Property LawTakings ClauseFifth Amendment
Kelo v. City of New London: Eminent Domain and the Public Use Requirement
9 min read · April 2026
Background and Facts
Kelo v. City of New London, 545 U.S. 469 (2005), arose from a city revitalization effort in New London, Connecticut. The city, struggling economically after the closure of a major naval facility, approved a development plan intended to bring jobs, increase tax revenue, and revitalize the area around a new Pfizer research facility. The plan required acquiring a 90-acre tract of land in the Fort Trumbull neighborhood. Most property owners sold voluntarily, but Susette Kelo and a group of other homeowners refused. None of their properties were blighted — they were well-maintained homes in a modest but functioning neighborhood. The city sought to condemn their homes under its eminent domain power, intending to transfer the land to a private developer.
The Legal Question
The Fifth Amendment's Takings Clause provides: “nor shall private property be taken for public use, without just compensation.” The central question was whether transferring condemned property from one private owner to another private developer — even as part of a comprehensive economic development plan — constitutes a taking for “public use.” The homeowners argued that “public use” means the public must actually use the property (a road, a school, a military base). The city argued that any public benefit — including economic development, jobs, and increased tax revenue — qualifies.
The Holding
Justice Stevens wrote for a 5-4 majority. The Court held that the city's economic development plan constituted a valid public use under the Fifth Amendment. The Court applied rational basis review: the city need only have a rational basis for concluding that the condemnation will serve a public purpose. Economic development — creating jobs, generating tax revenue, revitalizing a distressed city — is a legitimate public purpose even when the condemned land is transferred to private parties. The Court emphasized that it was not required to second-guess the city's careful deliberative process or substitute its judgment for the city's in matters of local development policy.
The Dissents
The four dissenters wrote passionately against the majority's broad interpretation. Justice O'Connor wrote that the majority's logic “wash[es] out any distinction between private and public use of property — and thereby effectively delete[s] the words 'for public use' from the Takings Clause.” She argued that under the majority's view, any property can be taken for any reason so long as the government can identify some economic benefit, making homeowners vulnerable whenever a developer wants their land. Justice Thomas, also dissenting, argued that the historical meaning of “public use” required actual use or ownership by the public, and criticized the majority for perpetuating a doctrine that disproportionately harms poor and minority communities unable to resist government condemnation.

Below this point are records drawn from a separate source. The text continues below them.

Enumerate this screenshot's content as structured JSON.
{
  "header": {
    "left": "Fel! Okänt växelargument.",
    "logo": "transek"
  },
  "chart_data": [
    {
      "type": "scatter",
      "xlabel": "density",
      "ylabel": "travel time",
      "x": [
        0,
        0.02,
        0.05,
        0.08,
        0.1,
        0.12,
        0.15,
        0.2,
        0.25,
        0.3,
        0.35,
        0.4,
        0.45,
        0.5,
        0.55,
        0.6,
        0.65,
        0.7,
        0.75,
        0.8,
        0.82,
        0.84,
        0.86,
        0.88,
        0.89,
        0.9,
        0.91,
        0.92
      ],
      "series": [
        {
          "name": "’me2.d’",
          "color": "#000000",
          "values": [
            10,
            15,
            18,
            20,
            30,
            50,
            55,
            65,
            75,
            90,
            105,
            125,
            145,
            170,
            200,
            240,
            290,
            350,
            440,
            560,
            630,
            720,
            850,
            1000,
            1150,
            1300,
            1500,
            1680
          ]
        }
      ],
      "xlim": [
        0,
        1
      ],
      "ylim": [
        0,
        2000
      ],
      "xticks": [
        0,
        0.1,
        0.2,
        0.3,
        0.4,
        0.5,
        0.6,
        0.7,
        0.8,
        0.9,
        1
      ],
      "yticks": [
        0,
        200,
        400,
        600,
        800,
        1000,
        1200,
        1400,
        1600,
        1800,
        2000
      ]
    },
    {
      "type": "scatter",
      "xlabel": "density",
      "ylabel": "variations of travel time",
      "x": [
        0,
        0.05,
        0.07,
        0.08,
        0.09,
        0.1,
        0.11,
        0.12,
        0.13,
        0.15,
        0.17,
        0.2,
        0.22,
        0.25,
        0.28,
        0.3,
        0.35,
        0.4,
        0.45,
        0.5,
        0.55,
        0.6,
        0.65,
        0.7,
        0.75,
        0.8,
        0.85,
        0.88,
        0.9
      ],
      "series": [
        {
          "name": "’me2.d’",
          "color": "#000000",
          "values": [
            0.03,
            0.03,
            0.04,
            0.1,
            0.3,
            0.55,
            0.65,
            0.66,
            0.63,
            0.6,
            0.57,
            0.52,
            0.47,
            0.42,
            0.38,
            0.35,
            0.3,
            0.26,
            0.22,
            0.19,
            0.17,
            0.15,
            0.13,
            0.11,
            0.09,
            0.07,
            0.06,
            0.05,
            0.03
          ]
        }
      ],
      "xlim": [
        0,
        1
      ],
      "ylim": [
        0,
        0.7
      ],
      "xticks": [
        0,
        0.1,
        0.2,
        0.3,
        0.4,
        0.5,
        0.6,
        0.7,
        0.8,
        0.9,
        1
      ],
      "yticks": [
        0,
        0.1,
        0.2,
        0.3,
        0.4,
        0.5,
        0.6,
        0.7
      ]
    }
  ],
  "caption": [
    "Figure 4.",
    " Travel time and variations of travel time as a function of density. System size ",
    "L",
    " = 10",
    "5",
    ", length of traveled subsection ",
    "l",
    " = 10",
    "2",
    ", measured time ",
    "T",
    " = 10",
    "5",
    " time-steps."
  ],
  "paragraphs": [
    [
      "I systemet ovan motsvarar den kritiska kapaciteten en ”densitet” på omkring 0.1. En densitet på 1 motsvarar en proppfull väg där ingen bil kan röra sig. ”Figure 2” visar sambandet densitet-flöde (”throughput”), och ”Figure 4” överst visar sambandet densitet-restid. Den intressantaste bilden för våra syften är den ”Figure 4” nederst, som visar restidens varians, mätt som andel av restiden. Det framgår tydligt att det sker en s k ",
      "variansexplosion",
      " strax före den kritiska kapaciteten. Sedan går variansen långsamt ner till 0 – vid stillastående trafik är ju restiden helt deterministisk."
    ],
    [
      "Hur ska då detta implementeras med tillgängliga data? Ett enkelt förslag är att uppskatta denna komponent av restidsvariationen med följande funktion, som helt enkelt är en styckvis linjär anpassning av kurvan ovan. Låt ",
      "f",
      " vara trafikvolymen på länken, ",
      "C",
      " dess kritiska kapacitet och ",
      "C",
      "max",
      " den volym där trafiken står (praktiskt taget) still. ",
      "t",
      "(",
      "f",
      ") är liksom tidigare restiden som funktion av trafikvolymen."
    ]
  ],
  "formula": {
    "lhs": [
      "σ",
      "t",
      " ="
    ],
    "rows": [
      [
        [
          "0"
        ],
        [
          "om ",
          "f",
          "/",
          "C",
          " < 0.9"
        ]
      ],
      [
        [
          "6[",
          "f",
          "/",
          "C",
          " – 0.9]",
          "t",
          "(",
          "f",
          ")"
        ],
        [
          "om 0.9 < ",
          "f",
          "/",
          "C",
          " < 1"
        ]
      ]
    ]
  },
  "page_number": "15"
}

Public Use vs. Public Purpose: The Doctrinal Evolution
Kelo represents the culmination of a long doctrinal evolution from narrow to broad interpretations of “public use.” The Court had previously upheld takings to eliminate urban blight even when property was transferred to private parties (Berman v. Parker, 1954), and had upheld Hawaii's land redistribution program to reduce land oligopoly (Hawaii Housing Authority v. Midkiff, 1984). In both cases, the Court deferred broadly to legislative judgments about public benefit. Kelo extended this deference to straightforward economic development, effectively treating “public use” and “public purpose” as coextensive — a dramatic departure from the text's apparent meaning.
The Legislative Backlash
Kelo generated extraordinary public outrage cutting across traditional political lines. Within five years of the decision, 44 states enacted new laws or constitutional amendments restricting the use of eminent domain for economic development purposes. Some states limited condemnation to blighted properties; others required that condemned property be used by the public. This legislative response illustrates an important constitutional law principle: the Supreme Court sets a constitutional floor, not a ceiling. States may provide greater protection for property rights than the federal Constitution requires. Kelo remains one of the most politically unpopular Supreme Court decisions in recent history despite (or because of) its legal logic.
The Aftermath: A Cautionary Tale
The New London development project that justified the condemnation was never completed. The homes were demolished, but Pfizer's research facility — the economic anchor of the entire plan — was eventually closed. The condemned land sat empty for years. Susette Kelo's pink cottage was eventually moved to another location in New London. The failure of the development project crystallized the critics' objection: when courts defer to government predictions about economic benefits, there is no reliable check on speculative or ill-conceived condemnations.
What to Know for Class and the Bar
For bar exam purposes, the Takings Clause analysis has three elements: (1) Was there a taking? (physical invasion, permanent occupation, or regulatory taking that goes too far under Penn Central Transportation Co. v. New York City); (2) Was it for public use? (broadly defined under Kelo — rational basis applies); (3) Was just compensation paid? (fair market value). Remember that Kelo only establishes the constitutional floor — your jurisdiction's state law may provide much stronger protection. Also know the distinction between per se physical takings (Loretto v. Teleprompter Manhattan CATV Corp.) and regulatory takings, which require balancing under Penn Central or constitute a categorical taking if all economically beneficial use is eliminated (Lucas v. South Carolina Coastal Council).